RGPD : "A+" pour la sensibilisation, "D" pour l'application

Tout d'abord, donnons du crédit là où il est dû : le RGPD a été très bon pour les entreprises qui l'ont pris au sérieux. Cela a conduit à des bases de données clients plus saines avec une meilleure compréhension des clients et une meilleure compréhension de leur comportement.

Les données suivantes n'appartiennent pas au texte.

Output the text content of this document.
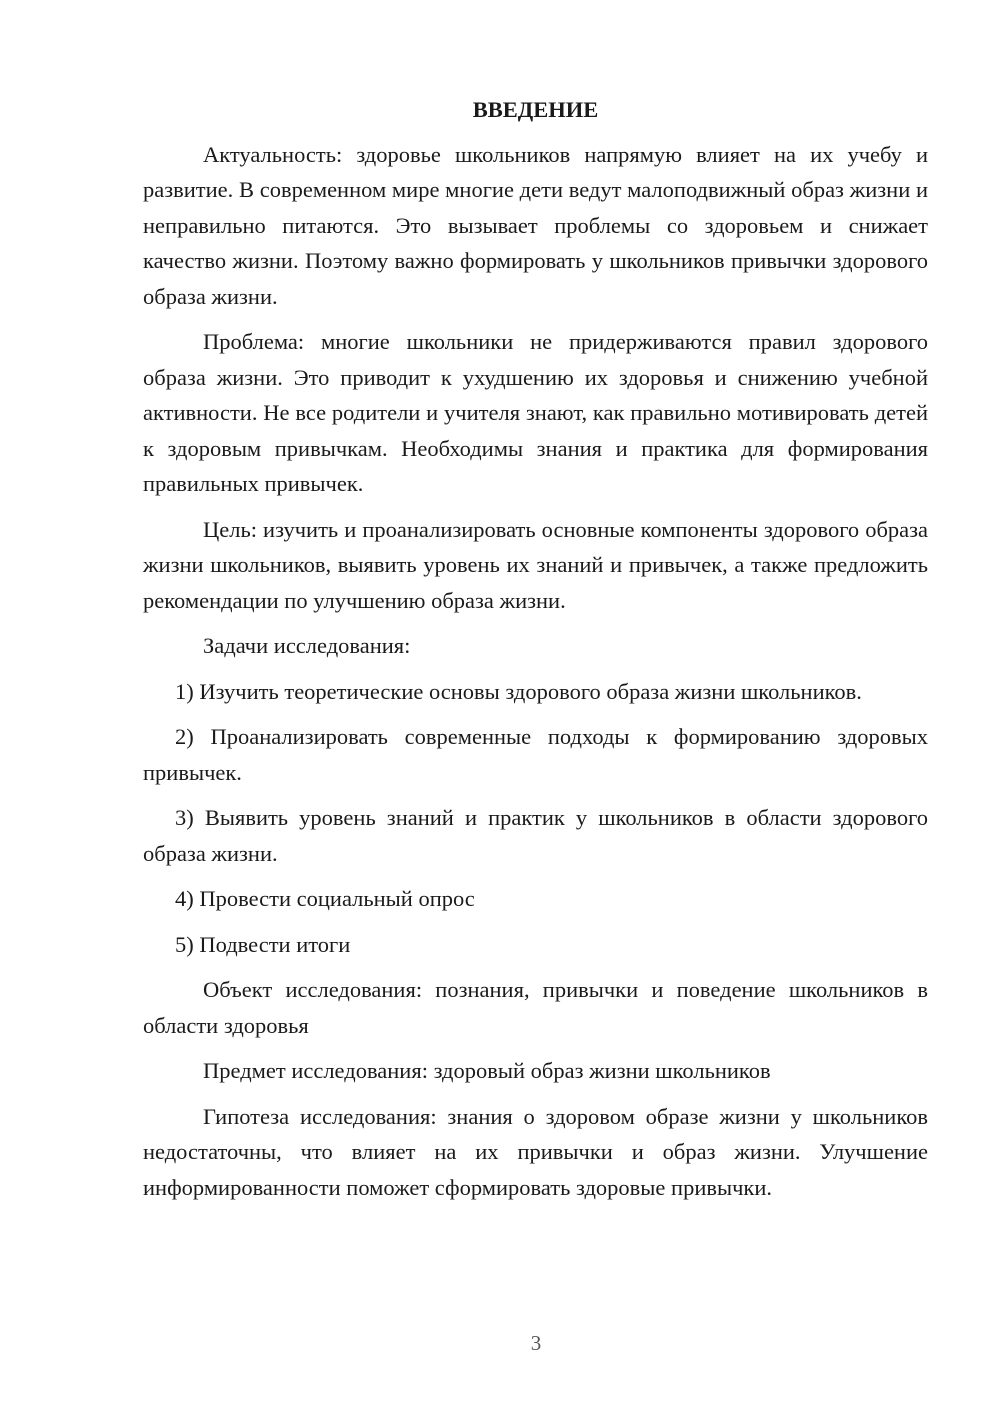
ВВЕДЕНИЕ

Актуальность: здоровье школьников напрямую влияет на их учебу и развитие. В современном мире многие дети ведут малоподвижный образ жизни и неправильно питаются. Это вызывает проблемы со здоровьем и снижает качество жизни. Поэтому важно формировать у школьников привычки здорового образа жизни.

Проблема: многие школьники не придерживаются правил здорового образа жизни. Это приводит к ухудшению их здоровья и снижению учебной активности. Не все родители и учителя знают, как правильно мотивировать детей к здоровым привычкам. Необходимы знания и практика для формирования правильных привычек.

Цель: изучить и проанализировать основные компоненты здорового образа жизни школьников, выявить уровень их знаний и привычек, а также предложить рекомендации по улучшению образа жизни.

Задачи исследования:

1) Изучить теоретические основы здорового образа жизни школьников.

2) Проанализировать современные подходы к формированию здоровых привычек.

3) Выявить уровень знаний и практик у школьников в области здорового образа жизни.

4) Провести социальный опрос

5) Подвести итоги

Объект исследования: познания, привычки и поведение школьников в области здоровья

Предмет исследования: здоровый образ жизни школьников

Гипотеза исследования: знания о здоровом образе жизни у школьников недостаточны, что влияет на их привычки и образ жизни. Улучшение информированности поможет сформировать здоровые привычки.

3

Le printemps dernier, c'était un peu comme appliquer la méthode Kondo ou le nettoyage de printemps aux données, car les entreprises du monde entier étaient en train de comprendre où leurs données sont stockées et ce qui se passe avec. Tout le monde s'est concentré sur la protection des données pendant quelques mois seulement, rendant le monde en ligne plus sûr et plus sécurisé. Et, l'examen minutieux s'est considérablement amélioré. Il y a eu une poignée d'amendes, et parmi elles une importante pour Google à 50 millions d'euros. Au départ, de nombreux acteurs de l'industrie supposaient que de telles amendes deviendraient la norme, mais nous ne l'avons pas encore vu.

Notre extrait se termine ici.